Suit une description précise de l'appareil, un empilement alterné des différents disques, et de ses effets, en particulier sa faculté à donner des "décharges" à toute personne qui en saisit les deux extrémités.
La pile de Volta
(Louis Figuier, Les merveilles de la science)
La lettre de volta est lue devant les membres de la Royal Society le 26 juin mais dès le mois d'avril son contenu était connu des membres de la société. Dès le mois de juillet, le "Journal philosophique de Nicholson" publiait à la fois la lettre de Volta et le récit d'une multitude d'expériences aussitôt exécutées par ceux qui en avaient été informés.
La pile, l'eau, l'oxygène et l'hydrogène.
Parmi ceux-ci un chirurgien, Anthony Carlisle est très attentif à l'invitation expresse de Volta : rechercher tout ce que la pile, "organe électrique artificiel" comparable à celui des poissons torpilles, peut apporter à la médecine et à la physiologie. Des monnaies d'argent, des rondelles de zinc et des rondelles de carton imprégnées d'eau salée lui permettent de monter une colonne de 17 couples. Avec son ami Nicholson, physicien averti, il se propose d'abord de vérifier la polarité de son montage à l'aide d'un électroscope. Voulant améliorer le contact entre le fil relié à l'un des pôles de la pile et le plateau de l'électroscope, il dépose sur celui-ci une goutte d'eau dans laquelle il plonge le fil.
Bons observateurs, les deux amis remarquent, autour du fil, un dégagement de fines bulles d'un gaz dont l'odeur, disent-ils, leur fait soupçonner qu'il s'agit d'hydrogène. L'eau serait-elle décomposée par le fluide électrique ? Le 2 mai de l'année 1800, ils le vérifient en reliant les deux pôles de la pile à un tube de verre de 30 centimètres de longueur et de quinze millimètres de diamètre, rempli d'eau de source et fermé par deux bouchons de liège traversés par un fil de cuivre.

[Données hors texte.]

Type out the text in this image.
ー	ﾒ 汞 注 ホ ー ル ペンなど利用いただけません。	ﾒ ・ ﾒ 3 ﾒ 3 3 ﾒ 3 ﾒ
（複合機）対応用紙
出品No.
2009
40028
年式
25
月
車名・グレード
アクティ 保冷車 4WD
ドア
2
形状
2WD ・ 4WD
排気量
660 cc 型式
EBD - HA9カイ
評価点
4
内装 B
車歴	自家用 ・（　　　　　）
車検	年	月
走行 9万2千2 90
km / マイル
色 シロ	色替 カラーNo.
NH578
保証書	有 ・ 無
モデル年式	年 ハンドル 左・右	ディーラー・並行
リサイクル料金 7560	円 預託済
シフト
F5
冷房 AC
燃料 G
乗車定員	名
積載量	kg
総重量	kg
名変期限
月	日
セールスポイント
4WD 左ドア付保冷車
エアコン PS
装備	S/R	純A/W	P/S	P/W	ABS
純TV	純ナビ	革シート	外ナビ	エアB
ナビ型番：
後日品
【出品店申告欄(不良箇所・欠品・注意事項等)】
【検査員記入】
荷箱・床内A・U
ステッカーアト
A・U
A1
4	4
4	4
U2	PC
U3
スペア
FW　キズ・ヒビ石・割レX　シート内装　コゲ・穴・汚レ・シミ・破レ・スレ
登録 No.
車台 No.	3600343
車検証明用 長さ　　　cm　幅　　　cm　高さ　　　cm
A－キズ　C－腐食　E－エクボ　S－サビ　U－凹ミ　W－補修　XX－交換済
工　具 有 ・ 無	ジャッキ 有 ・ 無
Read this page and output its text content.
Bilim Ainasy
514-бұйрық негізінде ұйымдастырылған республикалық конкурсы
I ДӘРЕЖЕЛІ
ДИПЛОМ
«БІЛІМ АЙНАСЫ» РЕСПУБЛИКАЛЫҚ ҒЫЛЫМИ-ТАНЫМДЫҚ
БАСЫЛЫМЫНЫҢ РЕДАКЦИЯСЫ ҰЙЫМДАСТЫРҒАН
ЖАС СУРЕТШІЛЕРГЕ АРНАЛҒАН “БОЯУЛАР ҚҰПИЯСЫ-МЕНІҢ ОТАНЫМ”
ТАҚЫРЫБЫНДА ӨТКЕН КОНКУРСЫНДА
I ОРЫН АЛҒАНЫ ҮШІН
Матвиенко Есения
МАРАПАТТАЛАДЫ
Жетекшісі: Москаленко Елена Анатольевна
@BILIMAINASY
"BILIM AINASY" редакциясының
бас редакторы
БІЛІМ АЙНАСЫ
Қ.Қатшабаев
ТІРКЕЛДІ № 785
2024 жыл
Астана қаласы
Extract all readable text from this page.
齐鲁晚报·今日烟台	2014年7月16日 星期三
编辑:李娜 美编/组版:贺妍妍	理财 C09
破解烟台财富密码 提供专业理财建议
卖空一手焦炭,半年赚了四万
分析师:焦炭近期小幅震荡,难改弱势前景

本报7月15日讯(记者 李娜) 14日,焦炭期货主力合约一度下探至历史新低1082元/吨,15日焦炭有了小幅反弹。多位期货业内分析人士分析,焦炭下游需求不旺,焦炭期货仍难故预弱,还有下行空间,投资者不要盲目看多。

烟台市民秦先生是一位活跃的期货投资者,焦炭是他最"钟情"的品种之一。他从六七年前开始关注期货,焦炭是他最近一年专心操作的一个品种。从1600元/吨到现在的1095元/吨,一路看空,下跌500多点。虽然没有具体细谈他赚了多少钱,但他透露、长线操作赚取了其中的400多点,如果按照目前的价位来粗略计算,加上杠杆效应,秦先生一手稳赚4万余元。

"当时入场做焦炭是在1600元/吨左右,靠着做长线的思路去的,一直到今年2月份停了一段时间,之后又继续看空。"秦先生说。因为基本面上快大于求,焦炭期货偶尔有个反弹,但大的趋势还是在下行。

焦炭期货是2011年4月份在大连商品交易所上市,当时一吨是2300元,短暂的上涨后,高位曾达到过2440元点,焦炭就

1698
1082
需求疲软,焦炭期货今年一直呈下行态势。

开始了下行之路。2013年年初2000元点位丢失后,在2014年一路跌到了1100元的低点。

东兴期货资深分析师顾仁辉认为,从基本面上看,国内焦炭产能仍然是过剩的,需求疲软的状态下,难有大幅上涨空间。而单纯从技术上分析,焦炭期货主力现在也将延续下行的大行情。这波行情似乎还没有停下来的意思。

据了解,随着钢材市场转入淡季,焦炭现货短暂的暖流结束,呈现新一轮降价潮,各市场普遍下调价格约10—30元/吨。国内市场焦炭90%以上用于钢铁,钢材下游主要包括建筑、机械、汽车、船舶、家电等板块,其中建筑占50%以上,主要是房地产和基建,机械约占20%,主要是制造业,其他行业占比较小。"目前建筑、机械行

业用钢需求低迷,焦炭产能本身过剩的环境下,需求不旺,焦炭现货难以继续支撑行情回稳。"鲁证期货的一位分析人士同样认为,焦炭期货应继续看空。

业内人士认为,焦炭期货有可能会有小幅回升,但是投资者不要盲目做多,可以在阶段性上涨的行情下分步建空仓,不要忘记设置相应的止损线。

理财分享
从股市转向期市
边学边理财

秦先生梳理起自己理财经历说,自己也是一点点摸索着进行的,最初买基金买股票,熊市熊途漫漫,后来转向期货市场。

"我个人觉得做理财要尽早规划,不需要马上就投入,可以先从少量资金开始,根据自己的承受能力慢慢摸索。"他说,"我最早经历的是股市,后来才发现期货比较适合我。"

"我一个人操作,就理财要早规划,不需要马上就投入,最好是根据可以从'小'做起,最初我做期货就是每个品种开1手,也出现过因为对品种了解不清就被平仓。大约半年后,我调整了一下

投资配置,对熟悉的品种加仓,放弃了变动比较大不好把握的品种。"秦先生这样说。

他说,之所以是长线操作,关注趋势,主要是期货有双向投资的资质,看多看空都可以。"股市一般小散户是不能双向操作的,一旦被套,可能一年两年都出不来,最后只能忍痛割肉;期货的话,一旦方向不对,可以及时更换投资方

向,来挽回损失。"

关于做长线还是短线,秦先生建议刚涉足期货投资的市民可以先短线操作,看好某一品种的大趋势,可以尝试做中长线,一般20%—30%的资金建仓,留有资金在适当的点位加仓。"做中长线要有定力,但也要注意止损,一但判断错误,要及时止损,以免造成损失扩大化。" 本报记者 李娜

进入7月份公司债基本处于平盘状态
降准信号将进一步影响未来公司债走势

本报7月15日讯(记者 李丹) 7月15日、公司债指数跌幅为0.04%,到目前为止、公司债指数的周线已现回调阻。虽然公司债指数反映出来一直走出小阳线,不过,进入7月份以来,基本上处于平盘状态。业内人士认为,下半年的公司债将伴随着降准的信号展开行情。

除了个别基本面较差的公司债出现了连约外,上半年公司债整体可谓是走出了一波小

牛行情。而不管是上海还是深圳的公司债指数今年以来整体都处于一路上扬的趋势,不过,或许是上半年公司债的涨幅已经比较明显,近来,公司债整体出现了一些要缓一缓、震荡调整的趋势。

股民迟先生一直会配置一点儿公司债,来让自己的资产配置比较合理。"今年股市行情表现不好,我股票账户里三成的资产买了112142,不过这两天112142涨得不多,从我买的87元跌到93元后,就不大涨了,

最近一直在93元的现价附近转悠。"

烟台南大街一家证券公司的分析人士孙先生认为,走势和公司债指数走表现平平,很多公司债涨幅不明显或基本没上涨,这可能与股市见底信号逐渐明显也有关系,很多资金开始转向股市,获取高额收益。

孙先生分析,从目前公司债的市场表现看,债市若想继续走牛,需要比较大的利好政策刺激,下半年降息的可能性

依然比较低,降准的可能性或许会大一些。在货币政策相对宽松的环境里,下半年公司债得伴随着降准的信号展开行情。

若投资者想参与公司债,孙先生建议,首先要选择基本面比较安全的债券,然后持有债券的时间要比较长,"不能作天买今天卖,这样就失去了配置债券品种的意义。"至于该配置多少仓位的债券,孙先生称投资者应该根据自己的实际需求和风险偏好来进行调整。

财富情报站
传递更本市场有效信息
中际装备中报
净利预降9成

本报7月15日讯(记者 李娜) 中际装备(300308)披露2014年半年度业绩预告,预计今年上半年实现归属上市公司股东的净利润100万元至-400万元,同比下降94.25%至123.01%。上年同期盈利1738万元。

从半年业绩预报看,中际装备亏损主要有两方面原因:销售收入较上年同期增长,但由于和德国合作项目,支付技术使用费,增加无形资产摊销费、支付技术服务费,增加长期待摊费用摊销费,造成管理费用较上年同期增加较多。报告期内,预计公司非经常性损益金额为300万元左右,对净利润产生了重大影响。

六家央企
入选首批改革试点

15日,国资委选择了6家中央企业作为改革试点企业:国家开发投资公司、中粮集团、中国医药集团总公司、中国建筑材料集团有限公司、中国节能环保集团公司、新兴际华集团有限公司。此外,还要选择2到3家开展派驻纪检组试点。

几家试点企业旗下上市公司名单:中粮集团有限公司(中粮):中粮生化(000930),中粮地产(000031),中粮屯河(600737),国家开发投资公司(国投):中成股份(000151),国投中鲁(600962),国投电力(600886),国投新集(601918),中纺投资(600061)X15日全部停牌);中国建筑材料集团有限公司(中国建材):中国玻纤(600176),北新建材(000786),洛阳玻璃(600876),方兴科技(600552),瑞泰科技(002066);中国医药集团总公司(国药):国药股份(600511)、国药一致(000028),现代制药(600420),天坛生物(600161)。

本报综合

Le tube est vertical, son électrode inférieure est reliée à la plaque d'argent, l'autre à la plaque de zinc. Dans un premier temps rien ne se passe. On rapproche les fils de cuivre et quand ils ne sont plus distants que de cinq centimètres : "une longue traînée de bulles excessivement fines, s'éleva de la pointe du fil inférieur de cuivre qui communiquait avec le disque d'argent, tandis que la pointe du fil de cuivre opposé devenait terne, puis jaune orangé, puis noire".
Après deux heures et demie de ce fonctionnement, le sommet du tube contenait environ un demi-centimètre cube d'un gaz qui, en détonnant avec un mélange d'air, se révélait bien être de l'hydrogène. La base du tube recevait pour sa part un dépôt filamenteux tombant du fil supérieur et qui se révélait être de l'oxyde de cuivre. On pouvait soupçonner que ce composé était le résultat d'une combinaison du métal avec l'oxygène issu de la décomposition de l'eau. Pour le vérifier, il suffisait de remplacer le cuivre par deux fils d'un métal inoxydable comme le platine. Ce qui fut fait.
Comme espéré, un dégagement de gaz se développa, alors, sur chaque électrode. En modifiant le montage il était possible de les recueillir séparément et de constater que le premier était de l'hydrogène et le second de l'oxygène. Possible aussi de mesurer leur volume et de retrouver les proportions établies par Lavoisier pour la composition de l'eau.
Cette première expérience établissait un pont symbolique entre la spectaculaire décomposition chimique de l'eau par le fer porté au rouge, réalisée par Lavoisier et Meusnier à peine vingt ans plus tôt, et celle de la décomposition électrique par la modeste et mystérieuse pile.
La spectaculaire décomposition de l'eau en oxygène et hydrogène au moyen de la pile, ouvre une nouvelle époque pour l'électricité et d'abord pour la chimie. Des noms et des méthodes nouvelles d'analyse en résultent quand Faraday prend le relais.
Faraday (1791-1867), l'électrolyse, les ions.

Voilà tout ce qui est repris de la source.